Tuesday, June 3, 2008; 1:55 PM
Former vice presidential chief of staff I. Lewis "Scooter" Libby told the FBI that it was "possible" that Vice President Cheney instructed him to disseminate information about CIA agent Valerie Plame to the press, according to a redacted FBI report recently examined by Congressional investigators.
In part as a result of that revelation, the House Oversight and Government Reform Committee today reiterated its request for more Plame investigation documents -- including reports on the interviews investigators conducted with Cheney and President Bush.
In a letter to Attorney General Michael Mukasey, Committee Chairman Henry Waxman also writes that "[n]ew revelations by former White House Press Secretary Scott McClellan raise additional questions about the actions of the President and the Vice President. Mr. McClellan has stated that '[t]he President and Vice President directed me to go out there and exonerate Scooter Libby.' He has also asserted that 'the top White House officials who knew the truth -- including [Karl] Rove, Libby, and possibly Vice President Cheney -- allowed me, even encouraged me, to repeat a lie.' It would be a major breach of trust if the Vice President personally directed Mr. McClellan to mislead the public."
Back in December, I wrote about how special prosecutor Patrick J. Fitzgerald had agreed to give congressional investigators key documents from his investigation into the leak -- until the White House intervened. Waxman then asked the newly-installed attorney general to show some independence from his White House masters and release the documents. Committee investigators were eventually allowed to read redacted versions of the reports on interviews with senior administration officials, including Libby and Rove, but not Cheney or Bush.
Libby was convicted of perjury and obstruction of justice last year after repeatedly denying that he had told reporters about Plame's identity. Prosecutors presented evidence that he had done precisely that, as part of a coordinated White House campaign to discredit Plame's husband Joe Wilson, an administration critic. Fitzgerald even indicated that he had been hot on Cheney's trail until that line of investigation was cut off by Libby's repeated lies.

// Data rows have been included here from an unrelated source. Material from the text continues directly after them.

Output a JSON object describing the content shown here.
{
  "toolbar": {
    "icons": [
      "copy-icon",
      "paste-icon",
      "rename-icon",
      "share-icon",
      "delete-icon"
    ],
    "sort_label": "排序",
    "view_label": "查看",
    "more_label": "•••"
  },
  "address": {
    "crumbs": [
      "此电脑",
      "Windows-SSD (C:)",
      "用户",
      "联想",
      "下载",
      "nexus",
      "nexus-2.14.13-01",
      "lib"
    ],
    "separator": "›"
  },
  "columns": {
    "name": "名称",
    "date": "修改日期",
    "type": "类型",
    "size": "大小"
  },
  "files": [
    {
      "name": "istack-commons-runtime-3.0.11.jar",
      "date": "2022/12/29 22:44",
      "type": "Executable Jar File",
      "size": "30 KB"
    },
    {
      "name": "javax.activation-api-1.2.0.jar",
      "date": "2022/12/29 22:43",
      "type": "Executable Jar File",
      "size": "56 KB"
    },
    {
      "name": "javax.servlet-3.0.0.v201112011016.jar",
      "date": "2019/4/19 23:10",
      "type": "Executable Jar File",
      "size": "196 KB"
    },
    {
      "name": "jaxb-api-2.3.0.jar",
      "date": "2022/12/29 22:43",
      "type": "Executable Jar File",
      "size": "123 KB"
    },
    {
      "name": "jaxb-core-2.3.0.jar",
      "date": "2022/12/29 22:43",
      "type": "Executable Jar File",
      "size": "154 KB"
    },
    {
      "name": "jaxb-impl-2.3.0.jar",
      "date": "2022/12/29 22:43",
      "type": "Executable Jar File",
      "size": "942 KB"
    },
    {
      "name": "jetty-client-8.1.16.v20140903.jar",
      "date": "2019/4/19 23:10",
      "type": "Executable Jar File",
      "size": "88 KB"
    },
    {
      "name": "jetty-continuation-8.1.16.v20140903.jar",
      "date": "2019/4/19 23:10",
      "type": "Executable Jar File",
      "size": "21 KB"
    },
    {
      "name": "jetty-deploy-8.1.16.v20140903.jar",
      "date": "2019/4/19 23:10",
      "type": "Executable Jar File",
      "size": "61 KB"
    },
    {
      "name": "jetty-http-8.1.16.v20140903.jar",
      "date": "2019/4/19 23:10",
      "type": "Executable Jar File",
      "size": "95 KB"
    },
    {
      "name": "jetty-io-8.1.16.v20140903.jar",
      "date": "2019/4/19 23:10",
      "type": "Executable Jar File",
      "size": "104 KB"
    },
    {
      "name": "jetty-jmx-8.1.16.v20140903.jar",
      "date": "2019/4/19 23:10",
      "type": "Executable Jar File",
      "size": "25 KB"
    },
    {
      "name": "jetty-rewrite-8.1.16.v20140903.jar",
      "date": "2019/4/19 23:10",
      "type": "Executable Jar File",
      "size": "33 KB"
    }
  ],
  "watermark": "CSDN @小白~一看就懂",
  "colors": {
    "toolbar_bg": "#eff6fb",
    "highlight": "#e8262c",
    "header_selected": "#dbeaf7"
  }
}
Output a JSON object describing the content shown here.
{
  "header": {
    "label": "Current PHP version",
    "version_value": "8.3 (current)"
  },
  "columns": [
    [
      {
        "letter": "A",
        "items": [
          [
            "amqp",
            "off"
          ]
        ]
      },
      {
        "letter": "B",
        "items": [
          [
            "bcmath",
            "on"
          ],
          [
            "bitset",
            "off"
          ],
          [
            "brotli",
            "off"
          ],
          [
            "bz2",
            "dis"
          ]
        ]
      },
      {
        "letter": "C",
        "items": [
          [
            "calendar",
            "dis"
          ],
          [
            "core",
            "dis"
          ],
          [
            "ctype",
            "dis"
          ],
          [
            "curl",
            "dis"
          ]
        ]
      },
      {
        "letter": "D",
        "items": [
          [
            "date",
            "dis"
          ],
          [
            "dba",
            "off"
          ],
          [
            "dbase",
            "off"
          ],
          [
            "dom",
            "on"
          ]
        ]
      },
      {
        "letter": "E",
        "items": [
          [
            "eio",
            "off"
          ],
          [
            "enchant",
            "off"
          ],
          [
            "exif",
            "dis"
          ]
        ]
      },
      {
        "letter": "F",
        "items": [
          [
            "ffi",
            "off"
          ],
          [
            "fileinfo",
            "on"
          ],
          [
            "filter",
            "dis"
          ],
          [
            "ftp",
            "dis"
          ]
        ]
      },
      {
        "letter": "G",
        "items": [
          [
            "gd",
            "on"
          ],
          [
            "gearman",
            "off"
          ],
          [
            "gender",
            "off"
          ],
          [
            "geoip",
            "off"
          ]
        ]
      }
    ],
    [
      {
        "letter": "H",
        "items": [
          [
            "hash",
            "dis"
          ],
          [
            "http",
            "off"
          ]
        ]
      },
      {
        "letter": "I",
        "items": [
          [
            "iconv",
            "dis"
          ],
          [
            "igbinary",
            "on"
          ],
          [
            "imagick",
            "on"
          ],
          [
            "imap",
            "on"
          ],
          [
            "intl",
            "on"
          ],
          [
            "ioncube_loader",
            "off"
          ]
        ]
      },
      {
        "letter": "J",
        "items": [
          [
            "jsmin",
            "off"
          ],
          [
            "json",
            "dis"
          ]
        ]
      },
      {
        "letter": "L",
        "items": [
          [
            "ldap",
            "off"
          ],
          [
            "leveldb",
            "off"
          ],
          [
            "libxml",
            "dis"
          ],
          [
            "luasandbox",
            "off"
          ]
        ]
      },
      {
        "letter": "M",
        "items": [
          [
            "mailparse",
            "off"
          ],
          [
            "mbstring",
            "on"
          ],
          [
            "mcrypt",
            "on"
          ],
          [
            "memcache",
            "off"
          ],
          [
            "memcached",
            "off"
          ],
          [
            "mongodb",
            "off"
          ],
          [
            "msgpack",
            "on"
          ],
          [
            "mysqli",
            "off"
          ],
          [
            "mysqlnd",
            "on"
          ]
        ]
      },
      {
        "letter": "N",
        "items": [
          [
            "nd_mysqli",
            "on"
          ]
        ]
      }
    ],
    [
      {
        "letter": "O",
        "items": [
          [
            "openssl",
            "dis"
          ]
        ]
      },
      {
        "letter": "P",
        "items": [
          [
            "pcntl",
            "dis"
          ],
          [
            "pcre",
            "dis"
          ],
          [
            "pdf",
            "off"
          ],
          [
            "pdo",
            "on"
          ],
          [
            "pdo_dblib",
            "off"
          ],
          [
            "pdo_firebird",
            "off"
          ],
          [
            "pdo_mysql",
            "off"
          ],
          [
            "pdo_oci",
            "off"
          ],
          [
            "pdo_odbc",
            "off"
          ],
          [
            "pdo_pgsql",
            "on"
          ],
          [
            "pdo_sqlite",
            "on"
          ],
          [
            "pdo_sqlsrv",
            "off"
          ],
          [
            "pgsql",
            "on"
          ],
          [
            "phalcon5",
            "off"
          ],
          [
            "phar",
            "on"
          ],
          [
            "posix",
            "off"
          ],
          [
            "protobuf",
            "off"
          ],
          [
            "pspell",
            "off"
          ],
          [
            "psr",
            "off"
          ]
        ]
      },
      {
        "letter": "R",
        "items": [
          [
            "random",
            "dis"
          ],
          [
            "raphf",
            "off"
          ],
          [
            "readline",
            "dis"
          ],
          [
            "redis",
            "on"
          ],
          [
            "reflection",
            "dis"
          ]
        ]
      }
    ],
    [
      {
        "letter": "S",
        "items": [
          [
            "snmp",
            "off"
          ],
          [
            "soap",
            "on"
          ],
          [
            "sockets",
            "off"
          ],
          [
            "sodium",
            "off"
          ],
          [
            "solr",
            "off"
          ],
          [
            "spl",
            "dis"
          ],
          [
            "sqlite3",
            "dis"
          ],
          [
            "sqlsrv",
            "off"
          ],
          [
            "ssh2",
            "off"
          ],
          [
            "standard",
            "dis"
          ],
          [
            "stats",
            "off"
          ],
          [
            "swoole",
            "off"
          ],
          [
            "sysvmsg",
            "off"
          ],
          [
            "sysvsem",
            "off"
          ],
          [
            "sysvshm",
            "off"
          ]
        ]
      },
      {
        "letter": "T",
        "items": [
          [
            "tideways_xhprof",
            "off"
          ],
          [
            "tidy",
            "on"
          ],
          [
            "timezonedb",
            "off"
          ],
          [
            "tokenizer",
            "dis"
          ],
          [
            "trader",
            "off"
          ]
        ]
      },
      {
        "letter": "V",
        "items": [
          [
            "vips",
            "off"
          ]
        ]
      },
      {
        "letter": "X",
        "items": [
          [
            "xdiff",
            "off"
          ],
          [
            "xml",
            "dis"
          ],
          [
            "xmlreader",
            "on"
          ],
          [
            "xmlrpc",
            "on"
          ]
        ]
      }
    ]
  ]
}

As I wrote in a February 2007 column, an FBI agent testified at the trial that Libby said he and Cheney may have discussed in July 2003 "whether to report to the press that Wilson's wife worked for the CIA."
That Libby also told the FBI it was possible that Cheney actually instructed him to do so would seem to go beyond what we already knew. It was in phone calls placed immediately after the conversation in question that Libby mentioned Valerie Plame for a third time to Judith Miller, then of the New York Times, and spoke with Matt Cooper, then of Time Magazine. According to Cooper, it was during that phone call that Libby confirmed that Plame had been involved in her husband's trip -- an allegation Cooper had first heard from Karl Rove.
Waxman writes to Mukasey today: "The Committee is conducting an important investigation to answer questions that Mr. Fitzgerald's criminal inquiry did not address."
Waxman also complains about the redactions in the reports that investigators have been allowed to see and requests unredacted versions: "In his FBI interview, Mr. McClellan told the FBI about discussions he had with the President and the Vice President. These passages, however, were redacted from the copies made available to the Committee. Similar passages were also redacted from other interviews.
"There are no sound reasons for you to withhold the interviews with the President and the Vice President from the Committee or to redact passages like Mr. McClellan's discussions with the President and the Vice President. Mr. Fitzgerald's investigation is closed and he has indicated that it would be appropriate to share these records with the Committee. There has been no assertion of executive privilege."
The McClellan Factor
Years of experience in giving absolutely no ground under questioning paid off last night as former White House press secretary Scott McClellan sailed through a 30-minute Fox News interview with a sometimes fulminating Bill O'Reilly.